In spite of challenges in several of its major markets, MTN Group reported a 110 per cent growth in profit after tax (PAT) in 2018 to underscore significant positive push in the telco’s growth curve.
The telecom giant plans to have its shares listed on the Nigerian Stock Exchange (NSE) by mid-year subject to regulatory approvals, an indication that the group has significantly overcome its tax and regulatory challenges in Nigeria.
From R4.6 billion in 2017, MTN grew its PAT to R9.6 billion ( $672.6 million) in 2018 with revenue significantly coming from growth in voice, data and fintech, says financial results for the year ended December 31, 2018.
“We continue to benefit from the demographic dividend in the countries in which we operate and, while the markets remain challenging, we continue to target service revenue growth ahead of inflation,” said Group president and CEO, Rob Shuter.

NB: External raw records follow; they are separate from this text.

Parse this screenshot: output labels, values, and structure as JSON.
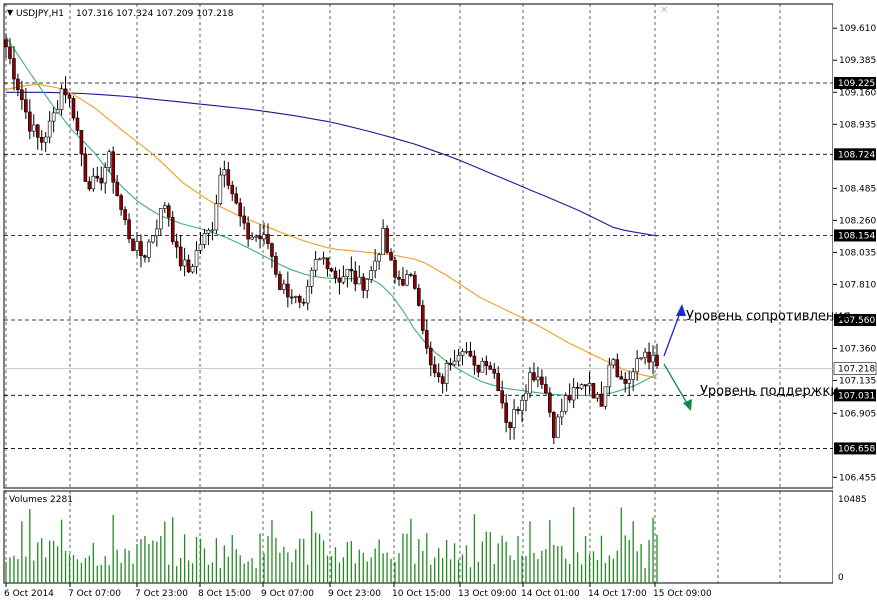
{
  "header": {
    "symbol": "USDJPY,H1",
    "ohlc": "107.316 107.324 107.209 107.218"
  },
  "volumes_label": "Volumes 2281",
  "volume_axis": {
    "top": "10485",
    "bottom": "0"
  },
  "annotations": {
    "resistance": "Уровень сопротивления",
    "support": "Уровень поддержки"
  },
  "colors": {
    "bull_candle": "#ffffff",
    "bear_candle": "#8b0000",
    "ma_fast": "#3cb371",
    "ma_mid": "#f0a020",
    "ma_slow": "#1a1a9c",
    "volume": "#228b22",
    "resistance_arrow": "#1c28d8",
    "support_arrow": "#0f8c48"
  },
  "chart_data": {
    "type": "candlestick",
    "symbol": "USDJPY",
    "timeframe": "H1",
    "ylim": [
      106.38,
      109.78
    ],
    "y_ticks": [
      "109.610",
      "109.385",
      "109.160",
      "108.935",
      "108.485",
      "108.260",
      "108.035",
      "107.810",
      "107.360",
      "107.135",
      "106.905",
      "106.455"
    ],
    "levels": [
      {
        "value": 109.225,
        "label": "109.225"
      },
      {
        "value": 108.724,
        "label": "108.724"
      },
      {
        "value": 108.154,
        "label": "108.154"
      },
      {
        "value": 107.56,
        "label": "107.560"
      },
      {
        "value": 107.031,
        "label": "107.031"
      },
      {
        "value": 106.658,
        "label": "106.658"
      }
    ],
    "current_price": {
      "value": 107.218,
      "label": "107.218"
    },
    "x_labels": [
      "6 Oct 2014",
      "7 Oct 07:00",
      "7 Oct 23:00",
      "8 Oct 15:00",
      "9 Oct 07:00",
      "9 Oct 23:00",
      "10 Oct 15:00",
      "13 Oct 09:00",
      "14 Oct 01:00",
      "14 Oct 17:00",
      "15 Oct 09:00"
    ],
    "anchors": [
      109.48,
      109.22,
      108.95,
      108.8,
      108.95,
      109.22,
      109.0,
      108.55,
      108.5,
      108.7,
      108.35,
      108.1,
      108.0,
      108.2,
      108.4,
      108.0,
      107.9,
      108.1,
      108.2,
      108.7,
      108.4,
      108.15,
      108.15,
      108.1,
      107.8,
      107.75,
      107.6,
      107.95,
      108.0,
      107.85,
      107.9,
      107.8,
      107.9,
      108.15,
      107.85,
      107.85,
      107.8,
      107.25,
      107.1,
      107.3,
      107.4,
      107.2,
      107.3,
      107.15,
      106.8,
      107.0,
      107.2,
      107.15,
      106.78,
      107.0,
      107.05,
      107.15,
      106.95,
      107.35,
      107.1,
      107.2,
      107.35,
      107.22
    ],
    "ma_fast_anchors": [
      109.55,
      109.32,
      109.1,
      108.9,
      108.75,
      108.55,
      108.4,
      108.3,
      108.24,
      108.2,
      108.15,
      108.08,
      108.0,
      107.92,
      107.87,
      107.85,
      107.85,
      107.85,
      107.7,
      107.45,
      107.3,
      107.2,
      107.12,
      107.08,
      107.06,
      107.04,
      107.03,
      107.03,
      107.05,
      107.1,
      107.18
    ],
    "ma_mid_anchors": [
      109.18,
      109.22,
      109.18,
      109.05,
      108.88,
      108.72,
      108.52,
      108.38,
      108.28,
      108.2,
      108.12,
      108.06,
      108.04,
      108.02,
      107.98,
      107.86,
      107.72,
      107.62,
      107.52,
      107.4,
      107.3,
      107.2,
      107.15
    ],
    "ma_slow_anchors": [
      109.16,
      109.16,
      109.15,
      109.13,
      109.1,
      109.07,
      109.04,
      109.0,
      108.95,
      108.88,
      108.8,
      108.7,
      108.58,
      108.46,
      108.34,
      108.2,
      108.15
    ]
  }
}
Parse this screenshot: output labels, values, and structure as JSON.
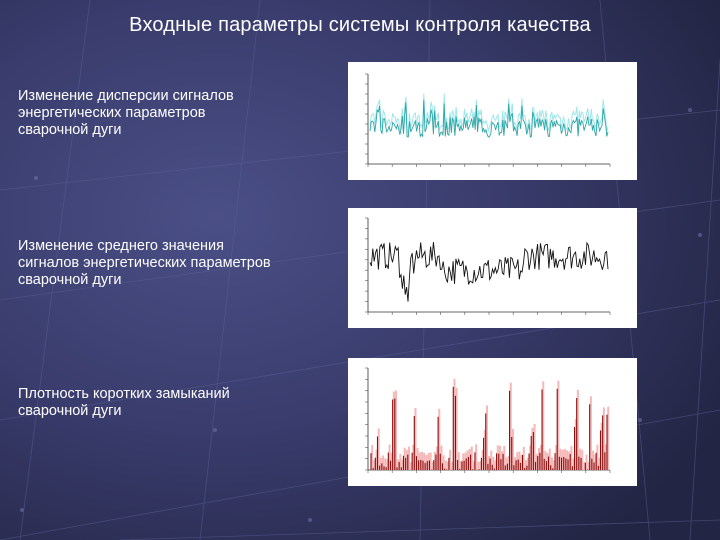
{
  "slide": {
    "title": "Входные параметры системы контроля качества",
    "items": [
      {
        "label": "Изменение дисперсии сигналов энергетических параметров сварочной дуги"
      },
      {
        "label": "Изменение среднего значения сигналов энергетических параметров сварочной дуги"
      },
      {
        "label": "Плотность коротких замыканий сварочной дуги"
      }
    ]
  },
  "colors": {
    "background": "#3a3d6e",
    "text": "#ffffff",
    "series_1": "#2aa6a6",
    "series_1_fill": "#9fe6ea",
    "series_2": "#111111",
    "series_3": "#8b1010",
    "series_3_fill": "#f5b8b8"
  }
}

Key focus areas for 2019 are the launch of the telecommunication’s music streaming and instant messaging applications and extending MTN mobile money from fourteen to eighteen countries through launches in South Africa, Nigeria, Afghanistan and Sudan. Additionally, MTN expects its listing process to start by mid-year in Nigeria.
“Over time, and subject to market conditions, we anticipate that the participation of Nigerians in the ownership of the business will increase from around 20 per cent to 35 per cent,” said Shuter.
Also, MTN Nigeria has acquired a Payment Service Bank (PSB) licence and plans launch fintech services in the country by the second quarter of this year to allow millions of its customers carry out digital banking across its networks and those of other PSB agents.
PSBs are designed by the Central Bank of Nigeria (CBN) to facilitate high-volume low-value transactions in remittances services, micro-savings and withdrawal services in a secured technology-driven environment to further deepen financial inclusion.